An analogy might help at this point. What if your computer's operating system started inadvertently overwriting some of the system files that allowed it to function? At first, this may not be a big problem, or even noticeable. But eventually it will cause the system to crash. This is Barnes' analogy for the operation of the current capitalist system. By inadvertently depleting our natural and social capital assets, which are external to the market and therefore unvalued by the market, capitalism 2.0 is leading us towards a system crash. We need to upgrade the system to stop and reverse this depletion and prevent the crash.

One could argue that governments (especially democratic ones) already represent the public interest and the commons sector of the economy, and in some cases may even overrepresent it. But governments have too often become the representatives of private corporate (rather than public) interests and are thus not performing this function adequately, leaving the commons underrepresented, undervalued and underprotected.

Barnes' basic recommendation is the creation of trusts to manage common property rights. An example is the Alaska permanent fund, a trust set up by the state of Alaska to manage royalty payments for oil and gas extraction. Other examples include the various land trusts, easements and concessions that have evolved and been used effectively by non-governmental organizations such as the Nature Conservancy and Conservation International. Barnes' vision would greatly expand these modest beginnings to cover all our common natural and social capital assets (while leaving private property intact). These common assets are estimated to be worth several times more than all the world's private assets combined (see Nature 387, 253–260; 1997).

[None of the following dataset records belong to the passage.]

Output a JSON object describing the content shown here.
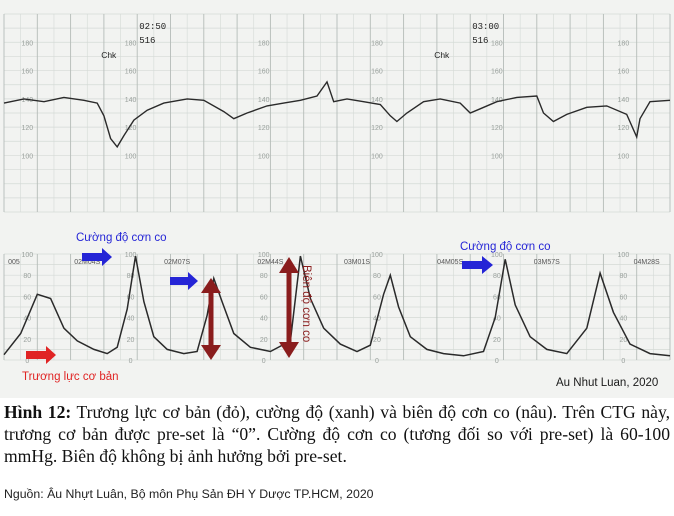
{
  "chart_data": [
    {
      "type": "line",
      "name": "fetal-heart-rate",
      "x_unit": "min",
      "xlim": [
        0,
        20
      ],
      "ylim": [
        60,
        200
      ],
      "y_ticks": [
        100,
        120,
        140,
        160,
        180
      ],
      "grid": true,
      "time_marks": [
        {
          "t": 4.0,
          "time_label": "02:50",
          "code_label": "516",
          "check_label": "Chk"
        },
        {
          "t": 14.0,
          "time_label": "03:00",
          "code_label": "516",
          "check_label": "Chk"
        }
      ],
      "points": [
        [
          0,
          137
        ],
        [
          0.6,
          140
        ],
        [
          1.2,
          138
        ],
        [
          1.8,
          141
        ],
        [
          2.4,
          139
        ],
        [
          2.8,
          137
        ],
        [
          3.0,
          128
        ],
        [
          3.2,
          112
        ],
        [
          3.4,
          106
        ],
        [
          3.6,
          114
        ],
        [
          3.9,
          125
        ],
        [
          4.3,
          132
        ],
        [
          4.8,
          137
        ],
        [
          5.5,
          140
        ],
        [
          6.0,
          139
        ],
        [
          6.6,
          131
        ],
        [
          6.9,
          126
        ],
        [
          7.3,
          130
        ],
        [
          7.9,
          135
        ],
        [
          8.4,
          137
        ],
        [
          8.9,
          139
        ],
        [
          9.4,
          142
        ],
        [
          9.7,
          152
        ],
        [
          9.9,
          138
        ],
        [
          10.3,
          140
        ],
        [
          10.8,
          138
        ],
        [
          11.3,
          136
        ],
        [
          11.6,
          128
        ],
        [
          11.8,
          124
        ],
        [
          12.1,
          130
        ],
        [
          12.6,
          138
        ],
        [
          13.1,
          140
        ],
        [
          13.7,
          137
        ],
        [
          14.0,
          130
        ],
        [
          14.3,
          133
        ],
        [
          14.8,
          138
        ],
        [
          15.4,
          141
        ],
        [
          16.0,
          142
        ],
        [
          16.2,
          130
        ],
        [
          16.5,
          124
        ],
        [
          16.9,
          129
        ],
        [
          17.5,
          134
        ],
        [
          18.1,
          135
        ],
        [
          18.7,
          129
        ],
        [
          19.0,
          113
        ],
        [
          19.1,
          126
        ],
        [
          19.4,
          138
        ],
        [
          20,
          139
        ]
      ]
    },
    {
      "type": "line",
      "name": "uterine-activity",
      "x_unit": "min",
      "xlim": [
        0,
        20
      ],
      "ylim": [
        0,
        100
      ],
      "y_ticks": [
        0,
        20,
        40,
        60,
        80,
        100
      ],
      "grid": true,
      "x_tick_labels": [
        {
          "t": 0.3,
          "label": "005"
        },
        {
          "t": 2.5,
          "label": "02M04S"
        },
        {
          "t": 5.2,
          "label": "02M07S"
        },
        {
          "t": 8.0,
          "label": "02M44S"
        },
        {
          "t": 10.6,
          "label": "03M01S"
        },
        {
          "t": 13.4,
          "label": "04M05S"
        },
        {
          "t": 16.3,
          "label": "03M57S"
        },
        {
          "t": 19.3,
          "label": "04M28S"
        }
      ],
      "points": [
        [
          0,
          5
        ],
        [
          0.5,
          25
        ],
        [
          1.0,
          62
        ],
        [
          1.4,
          58
        ],
        [
          1.8,
          30
        ],
        [
          2.2,
          18
        ],
        [
          2.7,
          10
        ],
        [
          3.1,
          6
        ],
        [
          3.4,
          12
        ],
        [
          3.7,
          48
        ],
        [
          3.95,
          98
        ],
        [
          4.2,
          55
        ],
        [
          4.5,
          22
        ],
        [
          4.9,
          10
        ],
        [
          5.4,
          6
        ],
        [
          5.8,
          8
        ],
        [
          6.1,
          42
        ],
        [
          6.3,
          77
        ],
        [
          6.55,
          55
        ],
        [
          6.9,
          25
        ],
        [
          7.4,
          12
        ],
        [
          8.0,
          8
        ],
        [
          8.6,
          18
        ],
        [
          8.9,
          98
        ],
        [
          9.2,
          58
        ],
        [
          9.6,
          30
        ],
        [
          10.1,
          15
        ],
        [
          10.6,
          8
        ],
        [
          11.0,
          14
        ],
        [
          11.4,
          62
        ],
        [
          11.6,
          80
        ],
        [
          11.85,
          50
        ],
        [
          12.2,
          22
        ],
        [
          12.7,
          10
        ],
        [
          13.2,
          6
        ],
        [
          13.8,
          4
        ],
        [
          14.4,
          8
        ],
        [
          14.75,
          40
        ],
        [
          15.05,
          95
        ],
        [
          15.35,
          52
        ],
        [
          15.8,
          22
        ],
        [
          16.3,
          10
        ],
        [
          16.9,
          6
        ],
        [
          17.5,
          30
        ],
        [
          17.9,
          82
        ],
        [
          18.3,
          45
        ],
        [
          18.8,
          15
        ],
        [
          19.4,
          6
        ],
        [
          20,
          4
        ]
      ]
    }
  ],
  "annotations": {
    "intensity_top": "Cường độ cơn co",
    "intensity_right": "Cường độ cơn co",
    "amplitude": "Biên độ cơn co",
    "baseline_tone": "Trương lực cơ bản",
    "watermark": "Au Nhut Luan, 2020"
  },
  "colors": {
    "blue_arrow": "#2525d6",
    "red_arrow": "#e02424",
    "brown_arrow": "#8a1d1d",
    "trace": "#2a2a2a",
    "grid_minor": "#d4dad6",
    "grid_major": "#b5bcb8"
  },
  "caption": {
    "label": "Hình 12:",
    "text": " Trương lực cơ bản (đỏ), cường độ (xanh) và biên độ cơn co (nâu). Trên CTG này, trương cơ bản được pre-set là “0”. Cường độ cơn co (tương đối so với pre-set) là 60-100 mmHg. Biên độ không bị ảnh hưởng bởi  pre-set."
  },
  "source": "Nguồn: Âu Nhựt Luân, Bộ môn Phụ Sản ĐH Y Dược TP.HCM, 2020"
}
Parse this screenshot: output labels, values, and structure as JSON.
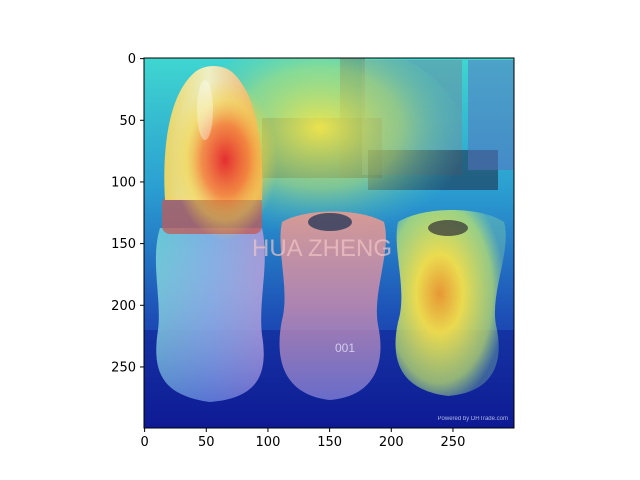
{
  "image": {
    "description_free": true,
    "overlay": "jet-colormap heatmap",
    "colors": {
      "hot": "#e0262a",
      "warm": "#f2e23a",
      "cool": "#2ea8d8",
      "cold": "#101a9a",
      "bottle_glow": "#f5f0b0"
    }
  },
  "axes": {
    "x_ticks": [
      "0",
      "50",
      "100",
      "150",
      "200",
      "250"
    ],
    "y_ticks": [
      "0",
      "50",
      "100",
      "150",
      "200",
      "250"
    ],
    "x_range": [
      0,
      299
    ],
    "y_range": [
      0,
      299
    ],
    "y_inverted": true
  },
  "embedded_text": {
    "watermark": "HUA ZHENG",
    "bottle_number": "001",
    "corner_credit": "Powered by DHTrade.com"
  }
}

A good example would be an atmospheric trust to manage carbon dioxide (and other air pollution) emissions. The various cap-and-trade systems proposed so far for CO2 would fit nicely into the trust scheme, especially if permits were auctioned to emitters, rather than given away free of charge. The trust would set the caps (reducing them over time), collect the auction fees (which would increase as the cap was reduced), and use the revenues to protect and enhance the asset (by investing in renewable energy, for example, or paying private landowners to sequester carbon). The trust could also distribute a fraction of the revenues to all citizens on a per capita basis, as Alaska does now with oil and gas royalties, in the form of tax credits and dividends. This would reverse the regressive nature of fees on carbon emissions because large emitters would pay more into the trust than they got back, whereas small emitters would get back much more than they pay in. On the global scale, this payment could also help to substantially alleviate poverty.

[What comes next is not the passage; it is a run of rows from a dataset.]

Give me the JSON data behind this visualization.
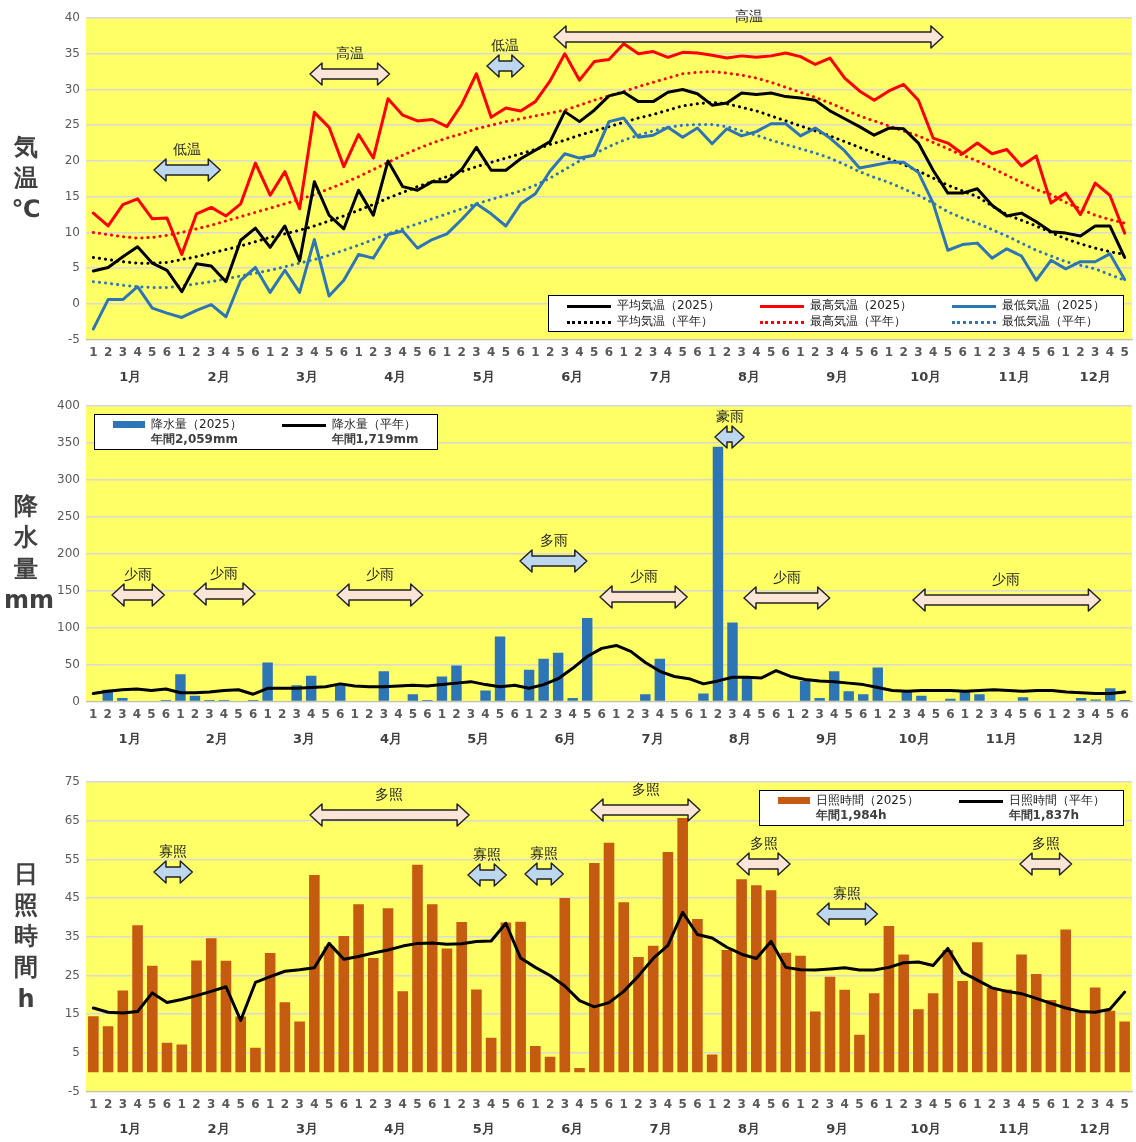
{
  "chart_data": [
    {
      "type": "line",
      "ylabel": "気温℃",
      "categories": [
        "1",
        "2",
        "3",
        "4",
        "5",
        "6",
        "1",
        "2",
        "3",
        "4",
        "5",
        "6",
        "1",
        "2",
        "3",
        "4",
        "5",
        "6",
        "1",
        "2",
        "3",
        "4",
        "5",
        "6",
        "1",
        "2",
        "3",
        "4",
        "5",
        "6",
        "1",
        "2",
        "3",
        "4",
        "5",
        "6",
        "1",
        "2",
        "3",
        "4",
        "5",
        "6",
        "1",
        "2",
        "3",
        "4",
        "5",
        "6",
        "1",
        "2",
        "3",
        "4",
        "5",
        "6",
        "1",
        "2",
        "3",
        "4",
        "5",
        "6",
        "1",
        "2",
        "3",
        "4",
        "5",
        "6",
        "1",
        "2",
        "3",
        "4",
        "5"
      ],
      "ylim": [
        -5,
        40
      ],
      "yticks": [
        -5,
        0,
        5,
        10,
        15,
        20,
        25,
        30,
        35,
        40
      ],
      "grid": "y",
      "legend": "bottom right",
      "series": [
        {
          "name": "平均気温（2025）",
          "color": "#000000",
          "values": [
            4.6,
            5.1,
            6.6,
            8.0,
            5.7,
            4.7,
            1.7,
            5.6,
            5.3,
            3.1,
            8.9,
            10.6,
            7.9,
            10.9,
            6.0,
            17.1,
            12.4,
            10.5,
            15.9,
            12.4,
            20.0,
            16.4,
            15.9,
            17.1,
            17.1,
            18.8,
            21.9,
            18.7,
            18.7,
            20.3,
            21.5,
            22.7,
            26.9,
            25.5,
            27.1,
            29.1,
            29.6,
            28.3,
            28.3,
            29.6,
            30.0,
            29.4,
            27.8,
            28.1,
            29.5,
            29.3,
            29.5,
            29.0,
            28.8,
            28.5,
            27.0,
            25.9,
            24.8,
            23.6,
            24.6,
            24.5,
            22.5,
            18.7,
            15.5,
            15.5,
            16.1,
            13.8,
            12.3,
            12.7,
            11.5,
            10.1,
            9.9,
            9.5,
            10.9,
            10.9,
            6.5
          ]
        },
        {
          "name": "最高気温（2025）",
          "color": "#ff0000",
          "values": [
            12.7,
            10.9,
            13.9,
            14.7,
            11.9,
            12.0,
            6.9,
            12.6,
            13.5,
            12.3,
            14.0,
            19.7,
            15.2,
            18.5,
            13.3,
            26.8,
            24.7,
            19.2,
            23.7,
            20.4,
            28.7,
            26.4,
            25.6,
            25.8,
            24.8,
            27.9,
            32.2,
            26.1,
            27.4,
            27.0,
            28.3,
            31.2,
            35.0,
            31.3,
            33.9,
            34.2,
            36.4,
            35.0,
            35.3,
            34.5,
            35.2,
            35.1,
            34.8,
            34.4,
            34.7,
            34.5,
            34.7,
            35.1,
            34.6,
            33.5,
            34.4,
            31.6,
            29.8,
            28.5,
            29.8,
            30.7,
            28.5,
            23.2,
            22.5,
            21.0,
            22.5,
            21.0,
            21.6,
            19.3,
            20.7,
            14.1,
            15.5,
            12.5,
            16.9,
            15.2,
            9.9
          ]
        },
        {
          "name": "最低気温（2025）",
          "color": "#2e75b6",
          "values": [
            -3.5,
            0.6,
            0.6,
            2.4,
            -0.6,
            -1.3,
            -1.9,
            -0.9,
            -0.1,
            -1.8,
            3.3,
            5.1,
            1.6,
            4.7,
            1.6,
            9.0,
            1.1,
            3.3,
            6.9,
            6.4,
            9.7,
            10.2,
            7.8,
            9.0,
            9.8,
            11.8,
            14.0,
            12.6,
            10.9,
            14.0,
            15.4,
            18.6,
            21.0,
            20.4,
            20.8,
            25.5,
            26.0,
            23.3,
            23.6,
            24.7,
            23.3,
            24.6,
            22.4,
            24.5,
            23.5,
            24.1,
            25.2,
            25.2,
            23.5,
            24.6,
            23.2,
            21.4,
            19.0,
            19.4,
            19.8,
            19.8,
            18.4,
            14.1,
            7.5,
            8.3,
            8.5,
            6.4,
            7.7,
            6.7,
            3.3,
            6.1,
            4.9,
            5.9,
            5.9,
            7.0,
            3.4
          ]
        },
        {
          "name": "平均気温（平年）",
          "color": "#000000",
          "line_style": "dotted",
          "values": [
            6.5,
            6.2,
            5.9,
            5.7,
            5.7,
            5.8,
            6.2,
            6.6,
            7.1,
            7.6,
            8.1,
            8.7,
            9.3,
            9.8,
            10.3,
            10.9,
            11.6,
            12.3,
            13.1,
            13.9,
            14.8,
            15.6,
            16.4,
            17.1,
            17.8,
            18.5,
            19.2,
            19.8,
            20.4,
            21.0,
            21.6,
            22.3,
            22.9,
            23.6,
            24.2,
            24.8,
            25.4,
            26.0,
            26.5,
            27.1,
            27.7,
            28.0,
            28.2,
            28.0,
            27.5,
            27.0,
            26.3,
            25.6,
            24.9,
            24.2,
            23.5,
            22.7,
            21.9,
            21.1,
            20.3,
            19.5,
            18.6,
            17.6,
            16.6,
            15.8,
            15.0,
            13.7,
            12.5,
            11.7,
            10.9,
            10.0,
            9.1,
            8.4,
            7.8,
            7.3,
            6.9
          ]
        },
        {
          "name": "最高気温（平年）",
          "color": "#ff0000",
          "line_style": "dotted",
          "values": [
            10.0,
            9.7,
            9.4,
            9.2,
            9.3,
            9.6,
            10.0,
            10.5,
            11.0,
            11.6,
            12.2,
            12.8,
            13.4,
            14.0,
            14.6,
            15.3,
            16.1,
            16.9,
            17.8,
            18.8,
            19.8,
            20.8,
            21.7,
            22.5,
            23.2,
            23.8,
            24.5,
            25.0,
            25.5,
            25.9,
            26.3,
            26.7,
            27.1,
            27.8,
            28.5,
            29.1,
            29.7,
            30.4,
            31.0,
            31.6,
            32.2,
            32.4,
            32.5,
            32.3,
            32.0,
            31.6,
            31.0,
            30.3,
            29.6,
            28.9,
            28.1,
            27.2,
            26.3,
            25.6,
            24.9,
            24.2,
            23.5,
            22.6,
            21.7,
            20.8,
            20.0,
            19.0,
            18.0,
            17.0,
            16.0,
            15.3,
            14.2,
            13.3,
            12.4,
            11.8,
            11.3
          ]
        },
        {
          "name": "最低気温（平年）",
          "color": "#2e75b6",
          "line_style": "dotted",
          "values": [
            3.1,
            2.9,
            2.6,
            2.4,
            2.3,
            2.3,
            2.5,
            2.8,
            3.1,
            3.5,
            3.9,
            4.3,
            4.7,
            5.2,
            5.7,
            6.2,
            6.8,
            7.5,
            8.2,
            9.0,
            9.8,
            10.5,
            11.2,
            11.9,
            12.6,
            13.3,
            14.0,
            14.6,
            15.2,
            15.8,
            16.6,
            17.6,
            18.8,
            20.0,
            21.0,
            22.0,
            22.9,
            23.6,
            24.2,
            24.7,
            25.0,
            25.1,
            25.1,
            24.8,
            24.2,
            23.6,
            22.9,
            22.3,
            21.7,
            21.1,
            20.4,
            19.5,
            18.5,
            17.7,
            17.0,
            16.1,
            15.2,
            14.1,
            12.9,
            12.0,
            11.3,
            10.4,
            9.5,
            8.5,
            7.5,
            6.7,
            5.9,
            5.4,
            4.9,
            4.1,
            3.3
          ]
        }
      ],
      "annotations": [
        "低温",
        "高温",
        "低温",
        "高温",
        "1月",
        "2月",
        "3月",
        "4月",
        "5月",
        "6月",
        "7月",
        "8月",
        "9月",
        "10月",
        "11月",
        "12月"
      ]
    },
    {
      "type": "bar",
      "ylabel": "降水量mm",
      "categories": [
        "1",
        "2",
        "3",
        "4",
        "5",
        "6",
        "1",
        "2",
        "3",
        "4",
        "5",
        "6",
        "1",
        "2",
        "3",
        "4",
        "5",
        "6",
        "1",
        "2",
        "3",
        "4",
        "5",
        "6",
        "1",
        "2",
        "3",
        "4",
        "5",
        "6",
        "1",
        "2",
        "3",
        "4",
        "5",
        "6",
        "1",
        "2",
        "3",
        "4",
        "5",
        "6",
        "1",
        "2",
        "3",
        "4",
        "5",
        "6",
        "1",
        "2",
        "3",
        "4",
        "5",
        "6",
        "1",
        "2",
        "3",
        "4",
        "5",
        "6",
        "1",
        "2",
        "3",
        "4",
        "5",
        "6",
        "1",
        "2",
        "3",
        "4",
        "5",
        "6"
      ],
      "ylim": [
        0,
        400
      ],
      "yticks": [
        0,
        50,
        100,
        150,
        200,
        250,
        300,
        350,
        400
      ],
      "grid": "y",
      "legend": "top left",
      "series": [
        {
          "name": "降水量（2025）",
          "color": "#2e75b6",
          "values": [
            0,
            16,
            5,
            0,
            0,
            2,
            37,
            8,
            2,
            2,
            0,
            2,
            53,
            0,
            22,
            35,
            0,
            22,
            0,
            0,
            41,
            0,
            10,
            2,
            34,
            49,
            0,
            15,
            88,
            0,
            43,
            58,
            66,
            5,
            113,
            0,
            0,
            0,
            10,
            58,
            0,
            0,
            11,
            345,
            107,
            32,
            0,
            0,
            0,
            28,
            5,
            41,
            14,
            10,
            46,
            0,
            15,
            8,
            0,
            4,
            15,
            10,
            0,
            0,
            6,
            0,
            0,
            0,
            5,
            3,
            18,
            2
          ]
        },
        {
          "name": "降水量（平年）",
          "type": "line",
          "color": "#000000",
          "values": [
            11,
            14,
            16,
            17,
            15,
            17,
            12,
            12,
            13,
            15,
            16,
            10,
            18,
            18,
            18,
            19,
            20,
            24,
            21,
            20,
            20,
            21,
            22,
            21,
            23,
            25,
            27,
            23,
            20,
            22,
            18,
            23,
            31,
            45,
            61,
            72,
            76,
            68,
            53,
            41,
            34,
            31,
            24,
            28,
            33,
            33,
            32,
            42,
            34,
            30,
            28,
            27,
            25,
            23,
            19,
            15,
            14,
            15,
            15,
            15,
            14,
            15,
            16,
            15,
            14,
            15,
            15,
            13,
            12,
            11,
            11,
            13
          ]
        }
      ],
      "annotations": [
        "少雨",
        "少雨",
        "少雨",
        "多雨",
        "少雨",
        "豪雨",
        "少雨",
        "少雨",
        "1月",
        "2月",
        "3月",
        "4月",
        "5月",
        "6月",
        "7月",
        "8月",
        "9月",
        "10月",
        "11月",
        "12月",
        "年間2,059mm",
        "年間1,719mm"
      ]
    },
    {
      "type": "bar",
      "ylabel": "日照時間h",
      "categories": [
        "1",
        "2",
        "3",
        "4",
        "5",
        "6",
        "1",
        "2",
        "3",
        "4",
        "5",
        "6",
        "1",
        "2",
        "3",
        "4",
        "5",
        "6",
        "1",
        "2",
        "3",
        "4",
        "5",
        "6",
        "1",
        "2",
        "3",
        "4",
        "5",
        "6",
        "1",
        "2",
        "3",
        "4",
        "5",
        "6",
        "1",
        "2",
        "3",
        "4",
        "5",
        "6",
        "1",
        "2",
        "3",
        "4",
        "5",
        "6",
        "1",
        "2",
        "3",
        "4",
        "5",
        "6",
        "1",
        "2",
        "3",
        "4",
        "5",
        "6",
        "1",
        "2",
        "3",
        "4",
        "5",
        "6",
        "1",
        "2",
        "3",
        "4",
        "5"
      ],
      "ylim": [
        -5,
        75
      ],
      "yticks": [
        -5,
        5,
        15,
        25,
        35,
        45,
        55,
        65,
        75
      ],
      "grid": "y",
      "legend": "top right",
      "series": [
        {
          "name": "日照時間（2025）",
          "color": "#c55a11",
          "values": [
            14.5,
            11.9,
            21.1,
            38.0,
            27.5,
            7.6,
            7.2,
            28.9,
            34.6,
            28.8,
            14.4,
            6.3,
            30.8,
            18.1,
            13.1,
            51.0,
            32.5,
            35.2,
            43.4,
            29.5,
            42.4,
            20.9,
            53.6,
            43.4,
            32.0,
            38.8,
            21.4,
            8.9,
            38.7,
            38.9,
            6.8,
            4.0,
            45.0,
            1.1,
            54.1,
            59.3,
            43.9,
            29.8,
            32.7,
            56.9,
            65.7,
            39.6,
            4.6,
            31.6,
            49.9,
            48.3,
            47.0,
            30.9,
            30.1,
            15.7,
            24.7,
            21.3,
            9.7,
            20.4,
            37.8,
            30.4,
            16.3,
            20.4,
            31.6,
            23.6,
            33.6,
            21.8,
            21.4,
            30.4,
            25.4,
            18.7,
            36.9,
            15.5,
            21.9,
            15.9,
            13.1
          ]
        },
        {
          "name": "日照時間（平年）",
          "type": "line",
          "color": "#000000",
          "values": [
            16.6,
            15.5,
            15.3,
            15.7,
            20.5,
            18.0,
            18.8,
            19.8,
            20.9,
            22.1,
            13.4,
            23.2,
            24.7,
            26.1,
            26.5,
            27.0,
            33.3,
            29.2,
            29.9,
            30.8,
            31.6,
            32.6,
            33.3,
            33.4,
            33.1,
            33.2,
            33.8,
            33.9,
            38.5,
            29.5,
            27.1,
            25.0,
            22.3,
            18.5,
            16.9,
            18.0,
            20.9,
            24.9,
            29.4,
            32.8,
            41.3,
            35.6,
            34.7,
            32.3,
            30.5,
            29.4,
            33.8,
            27.1,
            26.5,
            26.4,
            26.7,
            27.0,
            26.4,
            26.4,
            27.1,
            28.3,
            28.5,
            27.6,
            32.0,
            25.8,
            23.8,
            21.8,
            20.9,
            20.3,
            19.1,
            17.8,
            16.6,
            15.7,
            15.5,
            16.3,
            20.7
          ]
        }
      ],
      "annotations": [
        "寡照",
        "多照",
        "寡照",
        "寡照",
        "多照",
        "多照",
        "寡照",
        "多照",
        "1月",
        "2月",
        "3月",
        "4月",
        "5月",
        "6月",
        "7月",
        "8月",
        "9月",
        "10月",
        "11月",
        "12月",
        "年間1,984h",
        "年間1,837h"
      ]
    }
  ]
}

The details of how to pay individuals while avoiding bureaucratic corruption and excessive transaction costs would need to be worked out, of course, and this would be no mean feat. But this is just the kind of challenge that creative capitalists (version 3.0) would warm to.

Upgrading capitalism will not be without trauma (think of the last time you upgraded your computer system), but it is long overdue and is essential if the capitalist system is to survive another century. There are many devilish details to work out, but the upgrade is already under way and gaining momentum. Let's hope the system doesn't crash before it can be completed.